Tomato Sauce Steak Ingredients
- Skirt steak (1 to 1½ pounds or 0.5kg)
- Sea Salt (if required)
- Steak House Spice Mix With Saffron (1½ tablespoon)
- Low salt Beef Broth (1 cup)
- Canned diced tomatoes (1/2 cup)
- Sherry Vinegar (1 tablespoon)
- Olive oil (3 tablespoons)
- Fresh flat-leaf parsley (1/4 cup)
- Garlic (2 cloves)
- Fresh Thyme leaves (2 teaspoons)
- Smoked Spanish Paprika (1/2 teaspoon)
- Capers (1/4 cup)
Preparation of Steak with Saffron Tomato Sauce
- Take your skirt steak and trim off the excess layers and patches of fats. Cut it evenly into 4 to 5 pieces. Make sure that your meat is not frozen. If it is frozen, let it sit for a while until it comes to room temperature. While cutting the steak, use a sharp knife and glide it gently and try not o saw your meat.
- Now you need to season the steak before cooking. Put some Steak House Spice Mix + Saffron over the steak pieces after patting them well with a piece of kitchen roll to make them completely dry.
- As you are using canned tomatoes, you just need the small chunks of tomatoes so drain the excess water using a colander before cooking.
- Next, you need to mince your garlic cloves. You can do this by just using a knife. Smash the cloves and then finely chop them into tiny pieces.
- Then you need to chop fresh thyme leaves for the sauce. Also, save some sprigs for garnishing.
- Coarsely chop fresh parsley leaves and capers for the sauce.
- Take a blender and pour in it vinegar, beef broth and drained canned tomatoes. Blend it well to make a puree.
- Take a stainless steel or a non-stick skillet and heat it at medium to high heat for about 1 to 1 ½ minutes or until it gets warm.
- Add 2 tablespoons of oil into the skillet and when it is hot enough, place the steak pieces next to each other in the skillet.
- Now let the pieces cook for about 3 minutes or until it gets brown colour on one side. Without overdoing it, flip all the 4 or 5 steak pieces and let it cook on the other side. If you want a medium-rare cook each side for about 3 to 4 minutes and then flip. If you do not like medium-rare cook it for a few more minutes but remember do not cook aside for more than 3 to 4 minutes as it will burn the surface.

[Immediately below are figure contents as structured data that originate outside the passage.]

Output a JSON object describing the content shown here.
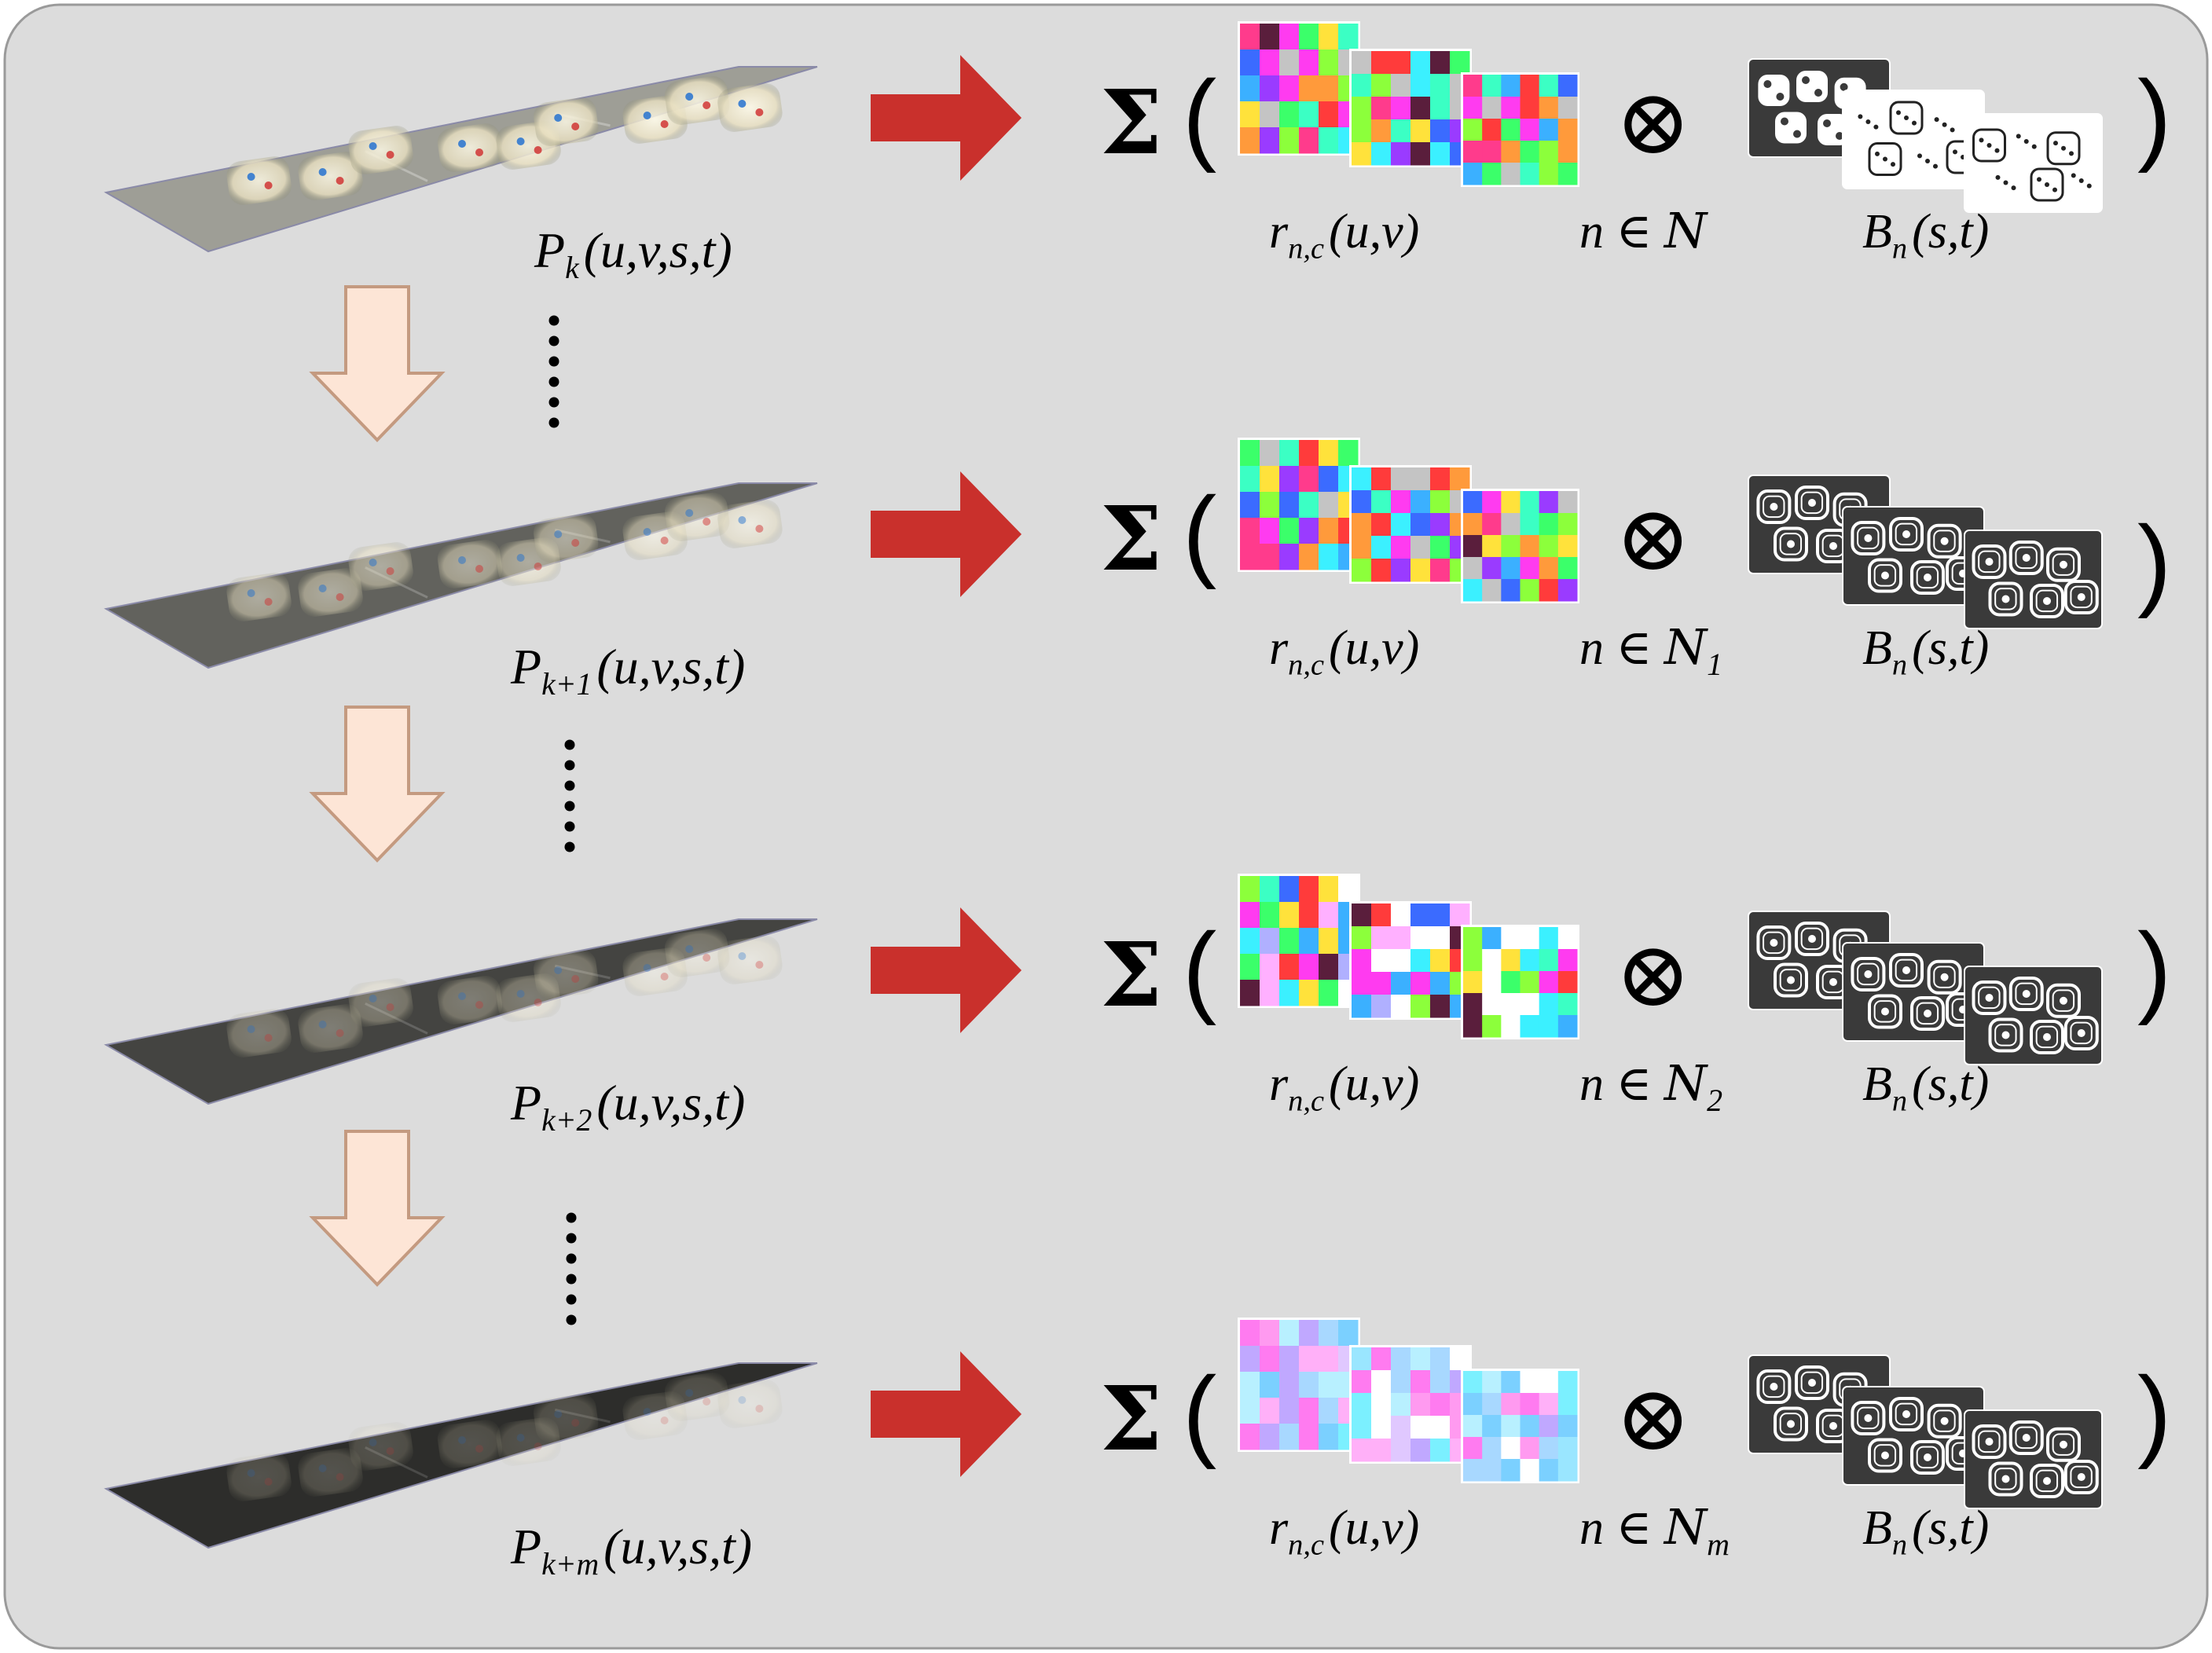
{
  "colors": {
    "background": "#dcdcdc",
    "panel_border": "#9a9a9a",
    "arrow_right": "#c9302c",
    "arrow_down_fill": "#fde5d6",
    "arrow_down_stroke": "#c49a80"
  },
  "operators": {
    "sum": "Σ",
    "open_paren": "(",
    "close_paren": ")",
    "tensor": "⊗"
  },
  "rows": [
    {
      "id": "k",
      "brightness": 0.85,
      "p_label": {
        "base": "P",
        "sub": "k",
        "args": "(u,v,s,t)"
      },
      "r_label": {
        "base": "r",
        "sub": "n,c",
        "args": "(u,v)"
      },
      "n_label": {
        "prefix": "n ∈",
        "set": "N",
        "sub": ""
      },
      "b_label": {
        "base": "B",
        "sub": "n",
        "args": "(s,t)"
      },
      "palette": "vivid",
      "basis_style": "masks"
    },
    {
      "id": "k+1",
      "brightness": 0.45,
      "p_label": {
        "base": "P",
        "sub": "k+1",
        "args": "(u,v,s,t)"
      },
      "r_label": {
        "base": "r",
        "sub": "n,c",
        "args": "(u,v)"
      },
      "n_label": {
        "prefix": "n ∈",
        "set": "N",
        "sub": "1"
      },
      "b_label": {
        "base": "B",
        "sub": "n",
        "args": "(s,t)"
      },
      "palette": "vivid",
      "basis_style": "edges"
    },
    {
      "id": "k+2",
      "brightness": 0.25,
      "p_label": {
        "base": "P",
        "sub": "k+2",
        "args": "(u,v,s,t)"
      },
      "r_label": {
        "base": "r",
        "sub": "n,c",
        "args": "(u,v)"
      },
      "n_label": {
        "prefix": "n ∈",
        "set": "N",
        "sub": "2"
      },
      "b_label": {
        "base": "B",
        "sub": "n",
        "args": "(s,t)"
      },
      "palette": "mixed",
      "basis_style": "edges"
    },
    {
      "id": "k+m",
      "brightness": 0.1,
      "p_label": {
        "base": "P",
        "sub": "k+m",
        "args": "(u,v,s,t)"
      },
      "r_label": {
        "base": "r",
        "sub": "n,c",
        "args": "(u,v)"
      },
      "n_label": {
        "prefix": "n ∈",
        "set": "N",
        "sub": "m"
      },
      "b_label": {
        "base": "B",
        "sub": "n",
        "args": "(s,t)"
      },
      "palette": "pastel",
      "basis_style": "edges"
    }
  ]
}
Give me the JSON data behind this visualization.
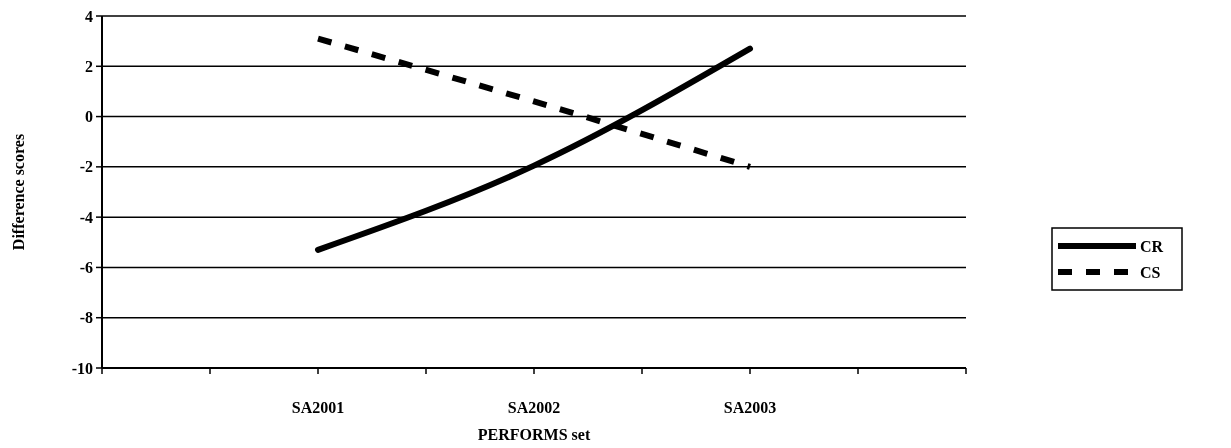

- Once it is done, transfer it to a cutting board and wrap aluminium foil around it. This will prevent the heat from escaping out from the foil. Let it sit for about 10 minutes in the foil.
- In the meantime, prepare the sauce. Put the pan or skillet on the stove over medium heat and add 1 tablespoon of oil into it.
- Saute minced garlic into the oil for about 40 seconds or until it becomes fragrant. Make sure to not burn the garlic by constantly stirring it.
- Once it starts to sizzle, add thyme, and paprika and cook them for almost 15 seconds with constant stirring to avoid burning.
- Now pour the tomato and vinegar puree into the skillet. Bring it to a boil and then lower the heat. Let it simmer for about 5 minutes or until the pure thickens and is reduced by half.
- Now toss chopped parsley and capers along into the mixture. Also, add almost a 1/8 teaspoon of salt and freshly ground pepper.
- With the help of a spoon pour this puree over your steak. Put fresh thyme leaves on top and serve.
If you have an instant-read thermometer, you can check the temperature to see if your steak is done. You will probably get a reading of 130°F to 140°F for a thicker piece of steak.